Monday, June 10, 2013
Art + Message = Change
Political posters, like the ones shown, often have a clear message to be brave, to speak out, to have hope, "We can do it!" or in the case of the United Farm Workers grape boycott, "Si se puede!" These posters were effective calls for reform and revolution.
Recently I have been drafting a call for art submissions, on behalf of 3.1 Venice magazine, for a poster project revolving around the idea of non-violence as activism. It is part of a much bigger editorial mission to provide possibilities to promote peace on a local level.
During the course of writing the submission guidelines I realized that the artist's statement - the thinking behind the imagery will be almost as important as the image itself. I wanted to address the recent violent events in Boston and (closer to home) Santa Monica, California with images that reinforce the desire to live peaceably.

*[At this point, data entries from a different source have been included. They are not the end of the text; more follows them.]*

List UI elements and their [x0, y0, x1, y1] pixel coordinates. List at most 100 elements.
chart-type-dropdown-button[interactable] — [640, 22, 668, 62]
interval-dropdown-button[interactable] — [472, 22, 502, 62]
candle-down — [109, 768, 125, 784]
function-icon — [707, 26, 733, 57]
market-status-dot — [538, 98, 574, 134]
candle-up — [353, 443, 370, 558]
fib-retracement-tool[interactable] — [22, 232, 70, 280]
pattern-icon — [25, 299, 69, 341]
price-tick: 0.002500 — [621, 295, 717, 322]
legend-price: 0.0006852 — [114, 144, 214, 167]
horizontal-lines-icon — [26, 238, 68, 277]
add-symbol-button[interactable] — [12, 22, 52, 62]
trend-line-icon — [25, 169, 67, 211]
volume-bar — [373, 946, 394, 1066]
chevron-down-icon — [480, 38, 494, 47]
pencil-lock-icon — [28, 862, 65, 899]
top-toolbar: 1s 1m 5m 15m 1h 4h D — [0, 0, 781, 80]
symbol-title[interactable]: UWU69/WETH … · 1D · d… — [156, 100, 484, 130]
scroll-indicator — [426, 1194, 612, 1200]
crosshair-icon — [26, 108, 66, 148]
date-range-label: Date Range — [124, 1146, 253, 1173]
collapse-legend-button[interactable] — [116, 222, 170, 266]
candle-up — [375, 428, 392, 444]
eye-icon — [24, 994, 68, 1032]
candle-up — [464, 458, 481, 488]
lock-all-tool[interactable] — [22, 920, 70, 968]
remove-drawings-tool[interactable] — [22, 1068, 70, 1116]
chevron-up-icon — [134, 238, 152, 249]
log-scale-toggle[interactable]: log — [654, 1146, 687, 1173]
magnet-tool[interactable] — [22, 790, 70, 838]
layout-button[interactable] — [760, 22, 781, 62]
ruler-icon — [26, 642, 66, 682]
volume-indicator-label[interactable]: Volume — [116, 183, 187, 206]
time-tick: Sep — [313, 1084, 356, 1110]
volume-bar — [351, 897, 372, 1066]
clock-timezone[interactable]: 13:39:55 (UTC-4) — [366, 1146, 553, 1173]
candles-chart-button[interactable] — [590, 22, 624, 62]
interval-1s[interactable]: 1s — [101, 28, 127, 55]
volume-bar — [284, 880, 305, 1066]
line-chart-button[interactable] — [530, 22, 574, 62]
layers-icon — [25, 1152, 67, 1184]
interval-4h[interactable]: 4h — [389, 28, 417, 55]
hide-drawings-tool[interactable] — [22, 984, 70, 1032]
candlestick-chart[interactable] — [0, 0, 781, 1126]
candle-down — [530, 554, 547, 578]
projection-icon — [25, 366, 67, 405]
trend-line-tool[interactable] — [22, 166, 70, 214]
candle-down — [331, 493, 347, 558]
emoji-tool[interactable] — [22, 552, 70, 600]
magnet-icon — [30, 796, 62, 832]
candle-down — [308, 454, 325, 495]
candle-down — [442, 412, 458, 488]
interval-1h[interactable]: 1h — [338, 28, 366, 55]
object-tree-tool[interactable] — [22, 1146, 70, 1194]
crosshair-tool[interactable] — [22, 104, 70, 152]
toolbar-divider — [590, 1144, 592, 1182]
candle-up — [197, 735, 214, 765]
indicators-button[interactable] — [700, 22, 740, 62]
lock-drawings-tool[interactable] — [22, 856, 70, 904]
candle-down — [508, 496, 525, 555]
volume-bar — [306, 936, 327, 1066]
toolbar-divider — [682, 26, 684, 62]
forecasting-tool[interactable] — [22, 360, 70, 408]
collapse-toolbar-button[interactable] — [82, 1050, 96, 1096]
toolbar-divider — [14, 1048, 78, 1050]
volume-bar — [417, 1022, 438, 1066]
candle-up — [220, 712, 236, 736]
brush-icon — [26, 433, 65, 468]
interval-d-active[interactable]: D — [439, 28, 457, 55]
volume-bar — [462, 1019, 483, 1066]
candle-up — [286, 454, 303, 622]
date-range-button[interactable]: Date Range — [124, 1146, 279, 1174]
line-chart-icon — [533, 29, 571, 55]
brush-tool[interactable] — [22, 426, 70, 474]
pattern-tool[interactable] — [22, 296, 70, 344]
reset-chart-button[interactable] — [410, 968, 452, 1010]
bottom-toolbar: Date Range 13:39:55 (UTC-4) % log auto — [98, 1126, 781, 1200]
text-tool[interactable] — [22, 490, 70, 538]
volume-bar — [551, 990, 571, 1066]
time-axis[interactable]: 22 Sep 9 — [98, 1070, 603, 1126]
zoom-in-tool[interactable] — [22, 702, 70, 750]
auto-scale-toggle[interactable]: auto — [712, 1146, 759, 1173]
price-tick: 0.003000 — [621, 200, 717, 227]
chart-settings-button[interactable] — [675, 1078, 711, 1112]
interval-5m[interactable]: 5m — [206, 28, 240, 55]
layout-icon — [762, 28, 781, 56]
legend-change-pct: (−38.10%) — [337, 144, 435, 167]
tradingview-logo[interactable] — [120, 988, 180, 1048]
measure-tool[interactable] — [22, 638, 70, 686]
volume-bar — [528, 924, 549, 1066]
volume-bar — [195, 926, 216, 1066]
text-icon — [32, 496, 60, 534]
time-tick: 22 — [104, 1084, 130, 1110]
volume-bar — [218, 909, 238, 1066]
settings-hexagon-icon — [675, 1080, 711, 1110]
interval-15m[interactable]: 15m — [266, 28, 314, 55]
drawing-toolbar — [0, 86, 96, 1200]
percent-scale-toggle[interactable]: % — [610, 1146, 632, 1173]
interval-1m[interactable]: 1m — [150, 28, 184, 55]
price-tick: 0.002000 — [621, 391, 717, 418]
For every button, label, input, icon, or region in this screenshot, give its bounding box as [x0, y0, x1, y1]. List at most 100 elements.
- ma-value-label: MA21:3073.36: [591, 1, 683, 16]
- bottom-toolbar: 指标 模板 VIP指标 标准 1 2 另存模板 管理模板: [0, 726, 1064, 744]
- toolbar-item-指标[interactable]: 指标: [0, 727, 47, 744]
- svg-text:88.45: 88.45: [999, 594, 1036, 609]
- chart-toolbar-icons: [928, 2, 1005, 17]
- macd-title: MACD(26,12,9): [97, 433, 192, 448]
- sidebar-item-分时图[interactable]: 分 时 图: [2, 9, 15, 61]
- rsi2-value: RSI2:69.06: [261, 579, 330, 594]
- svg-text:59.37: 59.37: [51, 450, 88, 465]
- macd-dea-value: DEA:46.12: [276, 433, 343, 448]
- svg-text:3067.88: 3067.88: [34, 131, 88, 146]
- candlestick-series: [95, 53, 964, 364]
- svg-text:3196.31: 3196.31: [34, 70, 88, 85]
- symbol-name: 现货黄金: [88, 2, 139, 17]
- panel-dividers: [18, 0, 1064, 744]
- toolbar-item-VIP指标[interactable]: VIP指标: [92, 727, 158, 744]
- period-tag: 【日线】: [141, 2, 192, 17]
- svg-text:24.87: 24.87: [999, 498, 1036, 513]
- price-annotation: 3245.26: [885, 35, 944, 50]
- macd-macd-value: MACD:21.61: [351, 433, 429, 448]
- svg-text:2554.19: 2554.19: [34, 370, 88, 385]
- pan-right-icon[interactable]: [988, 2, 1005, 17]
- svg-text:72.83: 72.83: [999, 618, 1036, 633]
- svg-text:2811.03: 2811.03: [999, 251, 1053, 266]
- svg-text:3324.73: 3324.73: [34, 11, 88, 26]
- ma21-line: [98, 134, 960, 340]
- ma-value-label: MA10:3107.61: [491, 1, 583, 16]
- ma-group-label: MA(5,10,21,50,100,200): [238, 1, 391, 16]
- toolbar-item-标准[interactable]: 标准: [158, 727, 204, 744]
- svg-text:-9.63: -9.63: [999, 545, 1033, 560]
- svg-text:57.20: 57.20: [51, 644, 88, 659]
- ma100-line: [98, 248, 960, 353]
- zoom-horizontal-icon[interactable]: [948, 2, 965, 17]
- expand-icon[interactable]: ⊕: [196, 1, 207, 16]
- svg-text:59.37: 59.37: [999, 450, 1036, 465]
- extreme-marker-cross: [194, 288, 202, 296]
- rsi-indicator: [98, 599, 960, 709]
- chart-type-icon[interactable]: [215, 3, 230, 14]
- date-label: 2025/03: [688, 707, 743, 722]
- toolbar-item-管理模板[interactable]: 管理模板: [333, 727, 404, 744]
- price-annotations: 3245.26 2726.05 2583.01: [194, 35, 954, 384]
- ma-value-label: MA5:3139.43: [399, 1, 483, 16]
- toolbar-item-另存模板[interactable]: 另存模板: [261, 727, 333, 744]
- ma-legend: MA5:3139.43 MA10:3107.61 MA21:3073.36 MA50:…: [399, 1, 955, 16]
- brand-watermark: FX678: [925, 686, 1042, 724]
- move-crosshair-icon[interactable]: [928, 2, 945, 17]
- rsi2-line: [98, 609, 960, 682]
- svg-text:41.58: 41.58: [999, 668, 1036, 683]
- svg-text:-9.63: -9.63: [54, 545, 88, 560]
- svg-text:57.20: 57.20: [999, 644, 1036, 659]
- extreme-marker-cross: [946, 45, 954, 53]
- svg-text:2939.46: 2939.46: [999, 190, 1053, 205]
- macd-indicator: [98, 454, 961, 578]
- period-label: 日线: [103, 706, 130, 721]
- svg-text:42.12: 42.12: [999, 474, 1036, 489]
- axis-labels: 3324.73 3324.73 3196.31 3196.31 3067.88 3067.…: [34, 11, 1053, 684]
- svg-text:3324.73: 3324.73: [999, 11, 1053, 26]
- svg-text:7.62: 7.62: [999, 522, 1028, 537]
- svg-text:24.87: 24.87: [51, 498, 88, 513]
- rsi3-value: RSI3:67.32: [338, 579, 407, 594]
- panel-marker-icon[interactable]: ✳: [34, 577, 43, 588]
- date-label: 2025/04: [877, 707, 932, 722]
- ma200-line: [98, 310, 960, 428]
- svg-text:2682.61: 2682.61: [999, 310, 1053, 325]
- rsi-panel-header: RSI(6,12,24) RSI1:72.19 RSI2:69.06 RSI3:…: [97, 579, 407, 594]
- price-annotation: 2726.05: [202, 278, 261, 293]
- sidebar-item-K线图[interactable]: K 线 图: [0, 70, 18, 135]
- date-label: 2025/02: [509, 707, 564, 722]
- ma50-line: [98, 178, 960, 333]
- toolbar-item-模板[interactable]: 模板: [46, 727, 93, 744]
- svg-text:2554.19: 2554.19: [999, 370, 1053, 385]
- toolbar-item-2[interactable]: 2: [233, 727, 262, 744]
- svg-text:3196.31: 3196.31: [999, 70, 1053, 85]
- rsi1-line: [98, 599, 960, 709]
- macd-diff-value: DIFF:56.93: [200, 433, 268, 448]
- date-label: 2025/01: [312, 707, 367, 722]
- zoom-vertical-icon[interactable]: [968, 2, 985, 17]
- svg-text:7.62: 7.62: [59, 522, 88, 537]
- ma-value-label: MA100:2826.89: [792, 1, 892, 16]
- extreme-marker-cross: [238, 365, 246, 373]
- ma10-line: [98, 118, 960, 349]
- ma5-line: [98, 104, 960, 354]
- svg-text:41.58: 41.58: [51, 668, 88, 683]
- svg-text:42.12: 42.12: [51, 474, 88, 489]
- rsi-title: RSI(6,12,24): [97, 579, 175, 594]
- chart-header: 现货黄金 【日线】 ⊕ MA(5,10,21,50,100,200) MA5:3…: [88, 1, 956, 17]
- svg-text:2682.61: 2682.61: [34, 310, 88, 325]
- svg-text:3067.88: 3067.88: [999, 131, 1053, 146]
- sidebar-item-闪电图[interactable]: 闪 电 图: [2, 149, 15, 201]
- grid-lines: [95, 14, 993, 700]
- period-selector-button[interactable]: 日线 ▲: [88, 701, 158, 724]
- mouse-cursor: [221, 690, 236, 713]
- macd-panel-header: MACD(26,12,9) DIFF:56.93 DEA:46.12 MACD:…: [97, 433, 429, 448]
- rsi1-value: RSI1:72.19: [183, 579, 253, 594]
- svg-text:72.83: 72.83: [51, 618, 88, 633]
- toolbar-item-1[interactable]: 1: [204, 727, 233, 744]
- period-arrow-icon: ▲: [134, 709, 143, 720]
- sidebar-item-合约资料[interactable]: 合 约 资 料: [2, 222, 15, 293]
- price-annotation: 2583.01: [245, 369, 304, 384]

I researched images that had a significant impact upon our culture - images that we used as a rallying point - images that create change because they are so compelling people share them willingly. The saying, "a picture is worth a thousand words," is accurate when promoting a desire for change. Sometimes more can be said with one well designed political poster than a thousand word editorial. Art allows for a fluid exchange of ideas on a conscious and subconscious level.
While thinking about the series of articles for the next issue of 3.1 Venice, I began to see the symbiotic relationship between art and activism. The public seemed numb to the recent shootings at Santa Monica College with my friends and colleagues barely posting comment about it. But what could we say that hadn't been said? What change could we effect by talking about it? Which lead me to think - how do we empower ourselves?
The images of Martin Luther King, Nelson Mandela and more recently Occupy Wall Street creating social change through non-violence was a goal, an ideal. I don't pretend to have the answers but art is a powerful tool to create awareness and perhaps rally people to action - if you display a poster that is so compelling, so beautifully designed, so brave, so intelligent that you can't help but speak about it, post it and share it then, that art has become a catalyst for change.
This is certainly not a new idea - it is just a good idea. We are a society in crisis and the average person wants to find their voice, they want to create positive change, they want to live in a peaceful world. We simply have different ideas about how to achieve that. But if the teachings of the great leaders of the non-violent protests have shown us anything it is that answering violence with repression or more violence only perpetuates a cycle of destruction. We need to change our thinking – to do that, we may need to be still for a moment and take in the inspired thinking of an artist with a message.